COVID-19: The Next Phase And Beyond

 After more than two years of living with COVID-19, the world has reached a tipping point, with over 62 million verified deaths (and an estimated 20 million additional deaths) and over 510 million confirmed cases. In many nations, the omicron wave is subsiding due to its high transmissibility and gentler course than earlier variations, especially among those who are completely vaccinated and have no comorbidities. People are gradually returning to pre-pandemic activities like as meetings, office-based jobs, and cultural events as restrictions are eased. Many countries are relaxing their mask laws. Testing and surveillance have diminished, and widespread travel has resumed. People are fatigued and want to forget about the pandemic, which is understandable. This would be a huge blunder.

To begin with, 

the pandemic scenario is not the same everywhere. China, for example, continues to use its "dynamic zero COVID" method of mass testing, quarantining those who test positive, and locking off districts or even entire cities (most recently Shanghai). These policies have been implemented severely and mercilessly by Chinese officials, with little regard for human costs. According to Chinese officials, the goal is to prevent further spread, protect the health system, and prevent deaths. The issue is that many older and susceptible persons are not fully vaccinated, and the licensed vaccines' efficacy is subpar. China's first aim must be to implement an effective immunization policy as quickly as possible. For the Chinese people, the existing strategy is not a long-term solution.

Second, 

the worldwide vaccination strategy is woefully behind schedule. Inequity in vaccination distribution persists. The World Health Organization's goal of vaccinating at least 70% of people in every country by June 2022 is far out of reach. Despite the fact that 597 percent of people worldwide have gotten two vaccine doses, less than 20% of people in more than 40 countries are fully immunized. Even in high-income countries, a significant percentage of the population refuses to be vaccinated. With high transmission rates, the emergence of a novel SARS-CoV-2 strain is almost certain. The BA.4 and BA.5 omicron subvariants, which were initially discovered in South Africa, are being intensively monitored. Everywhere, constant monitoring is required.

Third, 

vaccine inequities is paralleled by poor and delayed access to paxlovid, one of the few effective COVID-19 oral therapies. Pavlovic reduces the risk of hospitalization and mortality by 89 percent when given early. Although Pfizer is ordering millions of doses from high-income nations, methods to make paxlovid available in low- and middle-income countries via the Medicines Patent Pool are delayed. Although a deal with 35 generic manufacturers in 12 countries has been signed, the medication is not likely to be delivered until 2023.

Lastly, 

now is the moment to plan, learn from failures, and build robust, resilient health systems, as well as long-term national and international preparedness strategies. Healthcare system must be enhanced not solely to look for possible pandemics, but also to deal with the delays in treatment, diagnosis, and care for other diseases that have arisen from the disruption of the previous two years. Vaccination attempts to catch up on diseases like measles are critical. Both national and international preparedness plans must place a heavy emphasis on early data exchange and transparent surveillance. The core argument should be One Health, which takes into account both human and animal health. The 75th World Health Assembly (May 22–29, 2022) will provide an opportunity to review progress on amending the International Health Regulations and to continue discussions on a pandemic treaty, which has been much too slow. The progress report of the Intergovernmental Negotiating Body is not expected until 2023.

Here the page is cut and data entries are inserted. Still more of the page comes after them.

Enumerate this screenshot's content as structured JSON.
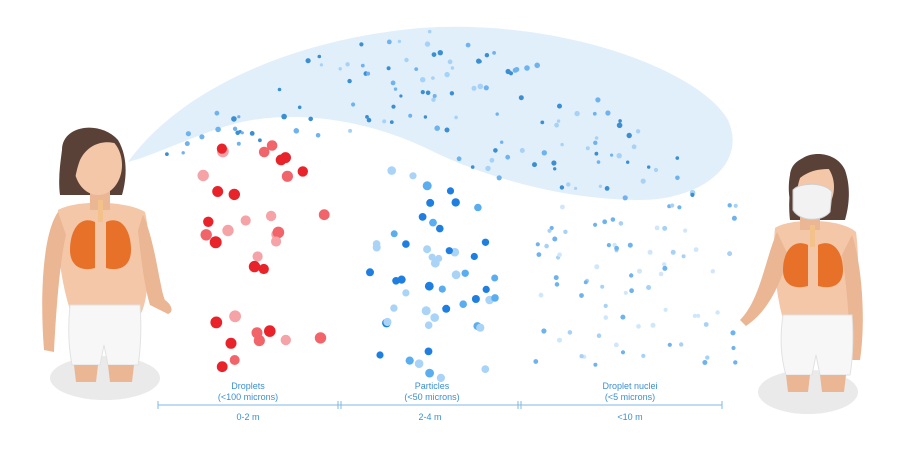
{
  "categories": [
    {
      "name": "Droplets",
      "size": "(<100 microns)",
      "distance": "0-2 m",
      "dot_colors": [
        "#e8232a",
        "#f0646a",
        "#f5a3a6"
      ]
    },
    {
      "name": "Particles",
      "size": "(<50 microns)",
      "distance": "2-4 m",
      "dot_colors": [
        "#1e7fe0",
        "#5aaef0",
        "#a9d3f7"
      ]
    },
    {
      "name": "Droplet nuclei",
      "size": "(<5 microns)",
      "distance": "<10 m",
      "dot_colors": [
        "#6fb3ee",
        "#a7d2f5",
        "#cfe6fb"
      ]
    }
  ],
  "colors": {
    "accent": "#3b8fd1",
    "cloud": "#dcecfa",
    "skin": "#f3c7a8",
    "hair": "#5a4138",
    "lungs": "#e8712a",
    "shorts": "#f4f4f4"
  }
}
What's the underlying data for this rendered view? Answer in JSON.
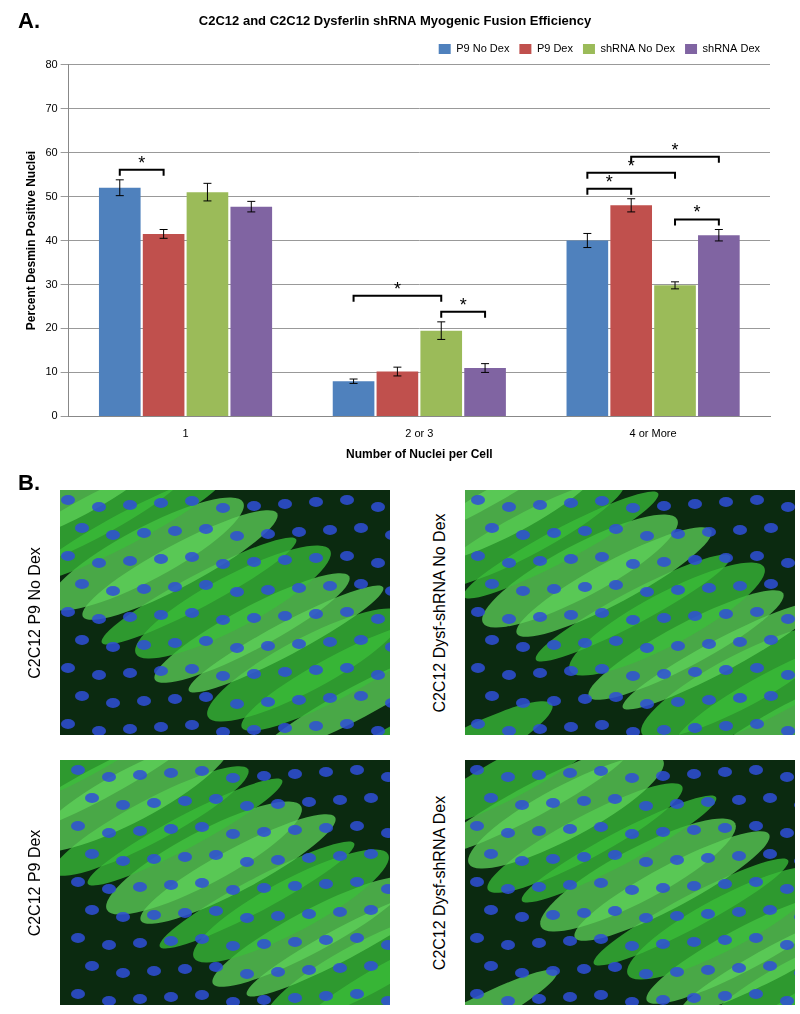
{
  "chart_data": {
    "type": "bar",
    "title": "C2C12 and C2C12 Dysferlin shRNA Myogenic Fusion Efficiency",
    "x_label": "Number of Nuclei per Cell",
    "y_label": "Percent Desmin Positive Nuclei",
    "categories": [
      "1",
      "2 or 3",
      "4 or More"
    ],
    "series": [
      {
        "name": "P9 No Dex",
        "color": "#4f81bd",
        "values": [
          52,
          8,
          40
        ],
        "errors": [
          1.8,
          0.5,
          1.6
        ]
      },
      {
        "name": "P9 Dex",
        "color": "#c0504d",
        "values": [
          41.5,
          10.2,
          48
        ],
        "errors": [
          1,
          1,
          1.5
        ]
      },
      {
        "name": "shRNA No Dex",
        "color": "#9bbb59",
        "values": [
          51,
          19.5,
          29.8
        ],
        "errors": [
          2,
          2,
          0.8
        ]
      },
      {
        "name": "shRNA Dex",
        "color": "#8064a2",
        "values": [
          47.7,
          11,
          41.2
        ],
        "errors": [
          1.2,
          1,
          1.3
        ]
      }
    ],
    "ylim": [
      0,
      80
    ],
    "yticks": [
      0,
      10,
      20,
      30,
      40,
      50,
      60,
      70,
      80
    ],
    "grid": true,
    "legend": "upper right",
    "significance": [
      {
        "category": "1",
        "from": "P9 No Dex",
        "to": "P9 Dex",
        "label": "*"
      },
      {
        "category": "2 or 3",
        "from": "P9 No Dex",
        "to": "shRNA No Dex",
        "label": "*"
      },
      {
        "category": "2 or 3",
        "from": "shRNA No Dex",
        "to": "shRNA Dex",
        "label": "*"
      },
      {
        "category": "4 or More",
        "from": "P9 No Dex",
        "to": "shRNA No Dex",
        "label": "*"
      },
      {
        "category": "4 or More",
        "from": "P9 No Dex",
        "to": "P9 Dex",
        "label": "*"
      },
      {
        "category": "4 or More",
        "from": "P9 Dex",
        "to": "shRNA Dex",
        "label": "*"
      },
      {
        "category": "4 or More",
        "from": "shRNA No Dex",
        "to": "shRNA Dex",
        "label": "*"
      }
    ]
  },
  "panel_labels": [
    "A.",
    "B."
  ],
  "images": [
    {
      "label": "C2C12 P9 No Dex"
    },
    {
      "label": "C2C12 Dysf-shRNA No Dex"
    },
    {
      "label": "C2C12 P9 Dex"
    },
    {
      "label": "C2C12 Dysf-shRNA Dex"
    }
  ]
}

Inquests examining countries' responses to COVID-19 are required at the national level. Learning from mistakes is never simple, and governments are often reluctant to acknowledge they have occurred. The UK Government claimed to have acted on the best evidence available at the time when the UK High Court declared last week that it was illegal to discharge hospital patients to care homes without COVID-19 testing. This is a total lie. By late January 2020, the evidence for asymptomatic transmission had already become obvious.

COVID-19 must not be neglected or history altered at this time. It is past time to redouble efforts to end the pandemic's acute phase for all by 2022, and to create solid, long-term foundations for a better future with obvious accountability and honest acceptance of uncomfortable facts.